The updraft idea (as outlined in the Popular Science magazine) makes more sense to me, as there you not only can use natural drafts created by wind, but as is stated you can use waste and/or solar heat to create additional draft to even out variations in natural draft. In the downdraft version, the power you generate is based on the weight difference between dry air and moist air, and it seems like you'd need a lot of air.
At least part of the draw selling green energy to California's Global Warming Crisis™ was that instead of adding waste heat or solar heat to increase power, the evap tower was going to use the already existing solar heat in the atmosphere, generate power, and spit nice cool air out the bottom.
It does need air and large scale for the tower, but figure they are pumping water to the top and dropping it down the tower. Almost all of that water (in terms of weight, not as water) is going to down to spin the turbine. It is A LOT of air, and even a lot of water.
That article linked used the figure 8,000 acre-feet a year, which is a little more than the amount 16,000 homes use in a year. It's a lot. Probably has an allowance for waste/loss in storage and transportation, but we're going to use it for rough numbers. So divide that by 365 days a year, you get about 22 acres feet a day-- here the real figure for days is probably lower, because you're going to have factor downtime for maintenance and weeks of cold, moist weather, but again, it's the only numbers we're given, so we're rolling with it.
(Reasonable assumptions are: A little less water getting to the top of the tower, and less than 365 days a year operating. We can ass-u-me they wash and do some stupid math just to get an idea of the massive amounts of water planned for the tower....)
Using the numbers above, if it operates 14 hours a day during the hottest parts of the day, using 22 acre-feet, that's over 500,000 gallons an hour. Over 8500 gallons per minute sprayed, evaporating, adding it's weight to the air, at over eight lbs a gallon, that's somewhere close to 70,000 lbs added in a minute -- which then accelerates down the tower via gravity.
So it's massively scaled for a reason.

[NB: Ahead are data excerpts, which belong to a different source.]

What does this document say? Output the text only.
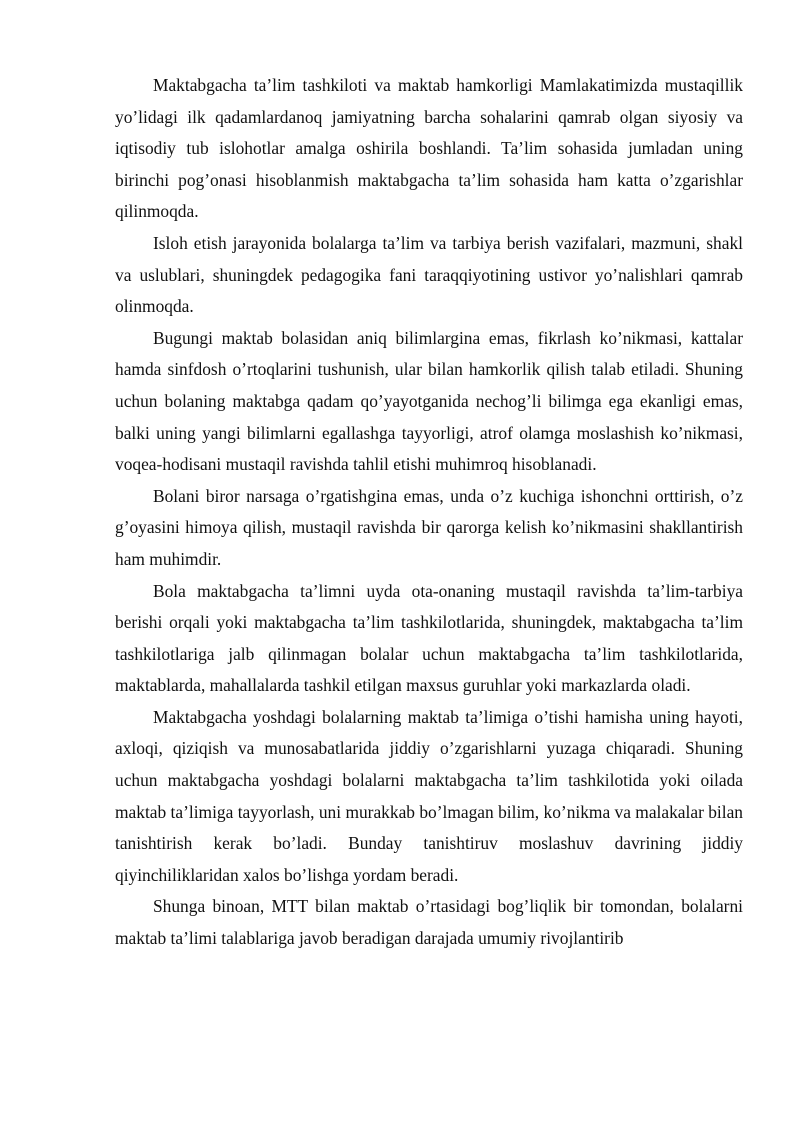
Maktabgacha ta’lim tashkiloti va maktab hamkorligi Mamlakatimizda mustaqillik yo’lidagi ilk qadamlardanoq jamiyatning barcha sohalarini qamrab olgan siyosiy va iqtisodiy tub islohotlar amalga oshirila boshlandi. Ta’lim sohasida jumladan uning birinchi pog’onasi hisoblanmish maktabgacha ta’lim sohasida ham katta o’zgarishlar qilinmoqda.

Isloh etish jarayonida bolalarga ta’lim va tarbiya berish vazifalari, mazmuni, shakl va uslublari, shuningdek pedagogika fani taraqqiyotining ustivor yo’nalishlari qamrab olinmoqda.

Bugungi maktab bolasidan aniq bilimlargina emas, fikrlash ko’nikmasi, kattalar hamda sinfdosh o’rtoqlarini tushunish, ular bilan hamkorlik qilish talab etiladi. Shuning uchun bolaning maktabga qadam qo’yayotganida nechog’li bilimga ega ekanligi emas, balki uning yangi bilimlarni egallashga tayyorligi, atrof olamga moslashish ko’nikmasi, voqea-hodisani mustaqil ravishda tahlil etishi muhimroq hisoblanadi.

Bolani biror narsaga o’rgatishgina emas, unda o’z kuchiga ishonchni orttirish, o’z g’oyasini himoya qilish, mustaqil ravishda bir qarorga kelish ko’nikmasini shakllantirish ham muhimdir.

Bola maktabgacha ta’limni uyda ota-onaning mustaqil ravishda ta’lim-tarbiya berishi orqali yoki maktabgacha ta’lim tashkilotlarida, shuningdek, maktabgacha ta’lim tashkilotlariga jalb qilinmagan bolalar uchun maktabgacha ta’lim tashkilotlarida, maktablarda, mahallalarda tashkil etilgan maxsus guruhlar yoki markazlarda oladi.

Maktabgacha yoshdagi bolalarning maktab ta’limiga o’tishi hamisha uning hayoti, axloqi, qiziqish va munosabatlarida jiddiy o’zgarishlarni yuzaga chiqaradi. Shuning uchun maktabgacha yoshdagi bolalarni maktabgacha ta’lim tashkilotida yoki oilada maktab ta’limiga tayyorlash, uni murakkab bo’lmagan bilim, ko’nikma va malakalar bilan tanishtirish kerak bo’ladi. Bunday tanishtiruv moslashuv davrining jiddiy qiyinchiliklaridan xalos bo’lishga yordam beradi.

Shunga binoan, MTT bilan maktab o’rtasidagi bog’liqlik bir tomondan, bolalarni maktab ta’limi talablariga javob beradigan darajada umumiy rivojlantirib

It's not just that the damp, cold air weighs more than hot, dry air, it is also accelerating down the tower from where the water was added up towards the top.
Having said all that, how efficient the capture is depends on the outside weather. Otherwise you're just sending liquid water down, and that's a losing proposition.
Again, building a simple green house, with or without mirrors at the base of a tower and using the
updraft seems a lot simpler, uses no water in the desert, doesn't require lots of large pumps or as large a structure, little or no maintenance apart from the sole moving parts (turbines), etc.
But the down draft tower is a fun marvel in it's own right. If it ever eventually exists.